Сергей с коллегой установили телефон ФСИН, трогать который мне сразу запретили, а потом повесили мне на ногу браслет. Спросили, на какой ноге мне будет удобнее его носить. Удобнее его было бы вообще не надевать. Ногу выбрали левую. В дверь неожиданно позвонили. Я надеялась, что это дети, но за дверью стоял Коля, молодой юрист, мой друг, честный и открытый парень, который пришел помочь с переездом и узнать, какие вещи мне сейчас нужны. Оказалось, у подъезда ждали и другие ребята, мои коллеги по «Открытке». Появление Коли рассердило и инспектора Сергея, и Наталью. Все очень боялись любого нарушения правил домашнего ареста. Колю отправили на улицу, к нему спустилась Наталья, а позже ушел и инспектор. Я осталась одна у себя дома. В незнакомой квартире. Сидела на диване и разглядывала браслет. Как он работает? Не ошиблась ли я, выбрав левую ногу? Как он связан с проводным телефоном, который установил инспектор? Вопросов было больше, чем ответов. Постучала по круглой коробочке браслета – по звуку пустая. Получается, я теперь заложница? За мной официально следят? Браслет довольно легкий по весу, не кандалы. Мне вспомнилась картина голландского художника Фабрициуса «Щегол»: художник изобразил маленького щегла, к лапке которого прикована цепочка. Чтобы он мог взлететь, но улететь не мог. Вот и я попалась в ловушку. Невидимая цепочка между мной и инспектором. Мне очень хотелось снять поскорее пропахшую табаком одежду, смыть запах изолятора, но сначала увидеть детей. Казалось, что я не видела их целую вечность. Лишь бы они не заплакали при встрече, хотя теперь-то можно было и поплакать.

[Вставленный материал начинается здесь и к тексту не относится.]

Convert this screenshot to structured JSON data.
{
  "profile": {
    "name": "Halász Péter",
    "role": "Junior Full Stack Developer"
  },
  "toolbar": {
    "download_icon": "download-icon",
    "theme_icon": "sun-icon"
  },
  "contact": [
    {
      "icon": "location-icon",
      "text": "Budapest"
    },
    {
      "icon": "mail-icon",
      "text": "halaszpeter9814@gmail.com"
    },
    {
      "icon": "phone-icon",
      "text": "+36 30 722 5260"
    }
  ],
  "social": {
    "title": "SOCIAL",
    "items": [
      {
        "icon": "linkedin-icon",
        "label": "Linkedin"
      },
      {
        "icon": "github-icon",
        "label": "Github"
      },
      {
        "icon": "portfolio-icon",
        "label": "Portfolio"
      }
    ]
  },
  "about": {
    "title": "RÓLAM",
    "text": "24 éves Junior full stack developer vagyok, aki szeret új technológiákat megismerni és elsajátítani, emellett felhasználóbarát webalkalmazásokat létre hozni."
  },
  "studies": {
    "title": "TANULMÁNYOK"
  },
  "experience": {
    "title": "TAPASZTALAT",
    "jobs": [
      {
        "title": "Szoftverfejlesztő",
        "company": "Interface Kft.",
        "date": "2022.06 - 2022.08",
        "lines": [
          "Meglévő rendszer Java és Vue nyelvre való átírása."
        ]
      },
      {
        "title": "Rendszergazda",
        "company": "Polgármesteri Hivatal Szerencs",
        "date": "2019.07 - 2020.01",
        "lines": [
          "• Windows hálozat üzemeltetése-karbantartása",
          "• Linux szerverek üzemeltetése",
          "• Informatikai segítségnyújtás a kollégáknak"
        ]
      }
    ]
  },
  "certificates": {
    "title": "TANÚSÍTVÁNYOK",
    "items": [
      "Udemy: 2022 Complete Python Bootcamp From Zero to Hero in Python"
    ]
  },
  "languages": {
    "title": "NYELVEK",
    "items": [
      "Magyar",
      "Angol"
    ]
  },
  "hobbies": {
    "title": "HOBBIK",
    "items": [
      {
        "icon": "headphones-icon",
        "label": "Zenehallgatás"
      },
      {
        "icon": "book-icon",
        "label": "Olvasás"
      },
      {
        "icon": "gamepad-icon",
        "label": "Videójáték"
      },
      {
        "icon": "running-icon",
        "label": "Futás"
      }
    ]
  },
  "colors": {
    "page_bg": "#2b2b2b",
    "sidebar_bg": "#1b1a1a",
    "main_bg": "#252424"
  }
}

Мише семь, он очень ласковый и ранимый мальчик, макушка еще пахнет ребенком, мы часто обнимались. Владе четырнадцать, с ней мы уже редко обнимались или нежились, как говорит моя мама, но именно она при встрече бросилась меня обнимать так крепко, что можно было понять, чего ей стоило это расставание. Влада уткнулась в меня лицом, Миша обхватил руками, и так мы стояли в коридоре, окруженные принесенными ими сумками и пакетами. Рядом стояла мама. Мы вчетвером были совершенно искренне счастливы, ни о чем плохом не думалось. Этот момент абсолютного счастья я запомню на всю жизнь.